A preliminary review of extracapsular cataract extraction with posterior chamber intraocular lens implantation in Kaduna, Nigeria

Affiliations
  • PMID: 15296103

A preliminary review of extracapsular cataract extraction with posterior chamber intraocular lens implantation in Kaduna, Nigeria

U V Eruchalu et al. Niger J Med. 2004 Jan-Mar.

Erratum in

  • Niger J Med. 2004 Apr-Jun;13(2):211

Abstract

Background: Extracapsular cataract extraction with posterior chamber intraocular lens implantation came into vogue recently in many ophthalmic centres in Nigeria for the management of cataract and its accompanying aphakia. Evaluation of this procedure in the hands of surgeons who converted newly to extracapsular cataract extraction with intraocular lens implant microsurgery was reviewed. This is with the view to assess and improve on their surgical skill considering their delayed take off due to lack of facility in the centre.

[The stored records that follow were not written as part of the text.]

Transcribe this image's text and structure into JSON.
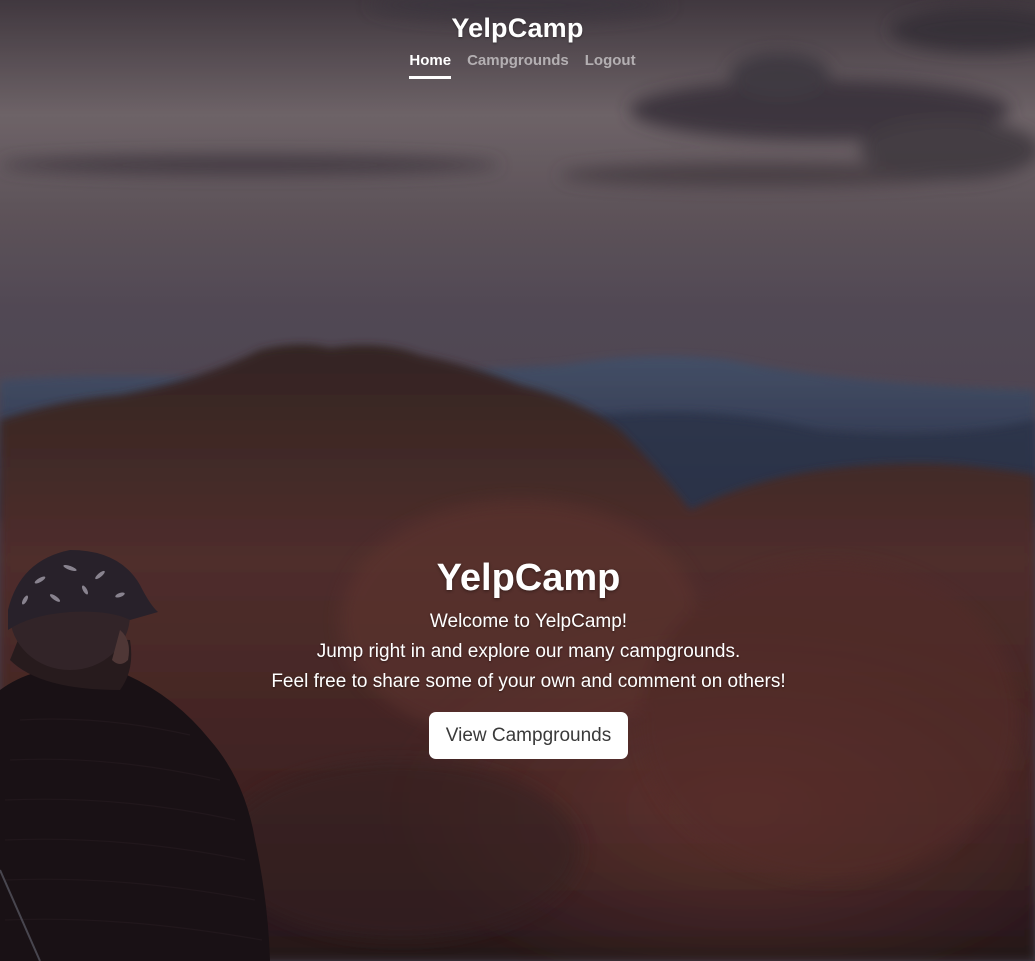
{
  "header": {
    "brand": "YelpCamp",
    "nav": [
      {
        "label": "Home",
        "active": true
      },
      {
        "label": "Campgrounds",
        "active": false
      },
      {
        "label": "Logout",
        "active": false
      }
    ]
  },
  "hero": {
    "title": "YelpCamp",
    "lines": [
      "Welcome to YelpCamp!",
      "Jump right in and explore our many campgrounds.",
      "Feel free to share some of your own and comment on others!"
    ],
    "button_label": "View Campgrounds"
  },
  "colors": {
    "accent": "#ffffff",
    "button_text": "#3a3a3a",
    "inactive_nav": "#a9a3a6",
    "sky_top": "#5a5058",
    "sky_mid": "#8a7d83",
    "rock": "#5a2f2c"
  }
}
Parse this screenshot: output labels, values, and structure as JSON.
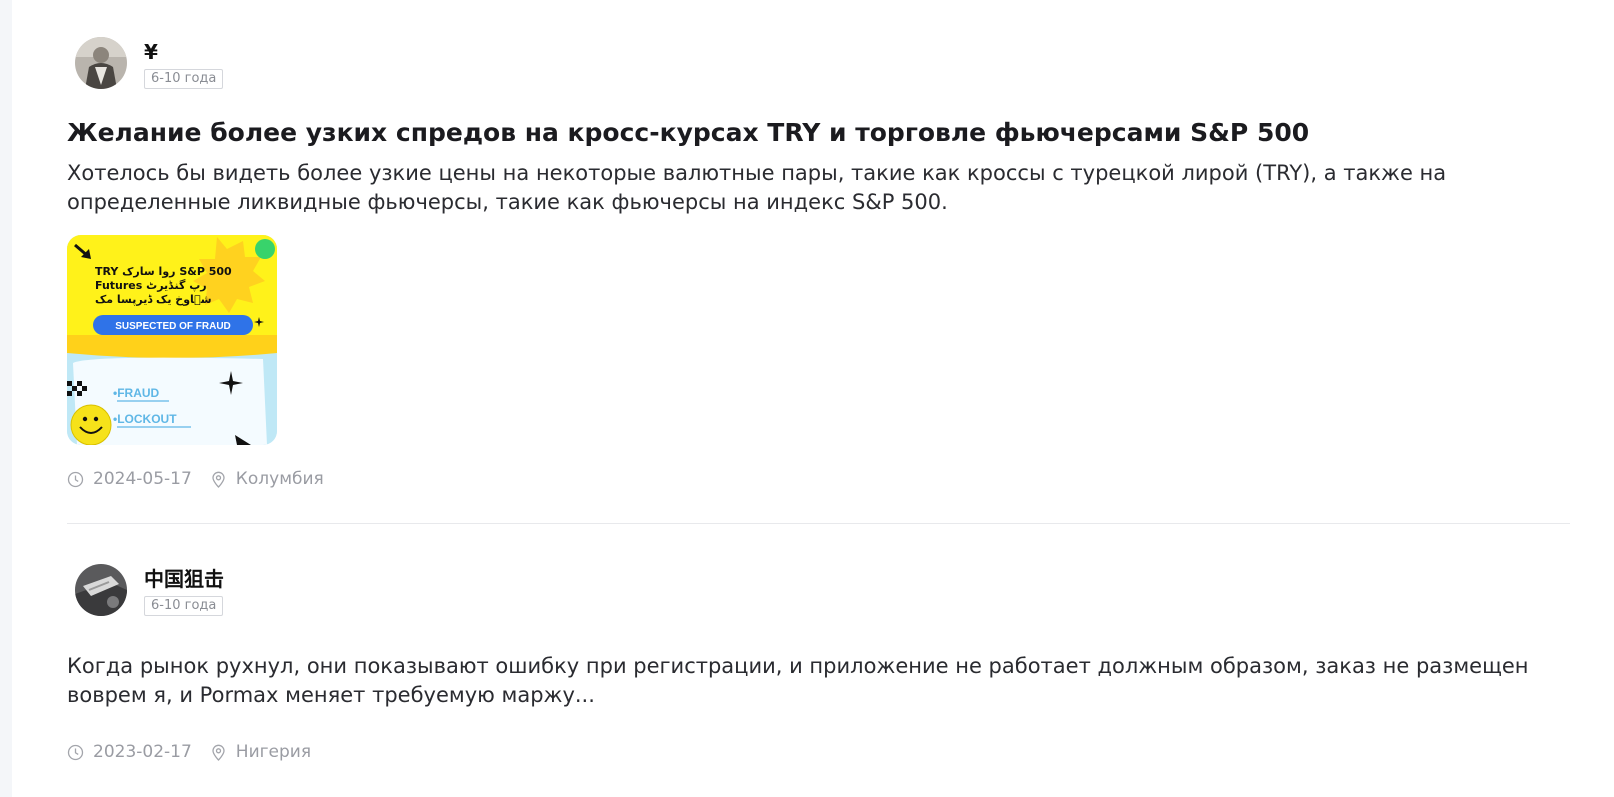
{
  "posts": [
    {
      "author_name": "¥",
      "tenure": "6-10 года",
      "title": "Желание более узких спредов на кросс-курсах TRY и торговле фьючерсами S&P 500",
      "body": "Хотелось бы видеть более узкие цены на некоторые валютные пары, такие как кроссы с турецкой лирой (TRY), а также на определенные ликвидные фьючерсы, такие как фьючерсы на индекс S&P 500.",
      "image": {
        "line1": "TRY روا سارک S&P 500",
        "line2": "Futures رپ گنڈیرٹ",
        "line3": "ش٘اوخ یک ڈیرپسا مک",
        "banner": "SUSPECTED OF FRAUD",
        "tag1": "•FRAUD",
        "tag2": "•LOCKOUT"
      },
      "date": "2024-05-17",
      "location": "Колумбия"
    },
    {
      "author_name": "中国狙击",
      "tenure": "6-10 года",
      "body": "Когда рынок рухнул, они показывают ошибку при регистрации, и приложение не работает должным образом, заказ не размещен воврем я, и Pormax меняет требуемую маржу...",
      "date": "2023-02-17",
      "location": "Нигерия"
    }
  ],
  "icons": {
    "date": "clock-icon",
    "location": "location-pin-icon"
  }
}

Method: A retrospective study of the first 48 patients (50 eyes) who had extracapsular cataract extraction with posterior chamber intraocular lens implantation between September 1999 and December 2000 was carried out.

Result: Forty-six patients had extracapsular cataract extraction with posterior chamber intraocular lens implant in one eye only, while 2 had the procedure in both eyes. Fifty-six (56%) percent of the patients were above 55 years old. Male to female ratio was 1.8:1.0. The preoperative visual acuity in 92% of eyes was equal to or less than 3/60. Six (6%) percent of the eyes had good visual outcome (6/6-6/18), 70% had borderline (6/24-6/60) on the 1st postoperative day. Visual outcome improved steadily with the passage of time as the immediate postoperative complications resolved. The main intra-operative complications were large anterior capsular tags (35.7%) and cortical lens remnants (50%); while striae keratopathy and corneal oedema (54.5%) constituted the main postoperative complications.

Conclusion: Good visual outcome of greater than 80% with available correction is possible in the early postoperative period. Improved surgeons skill through re-training and refresher courses will guarantee a good outcome. Finally, microsurgical facilities must be put in place before a conversion course or training.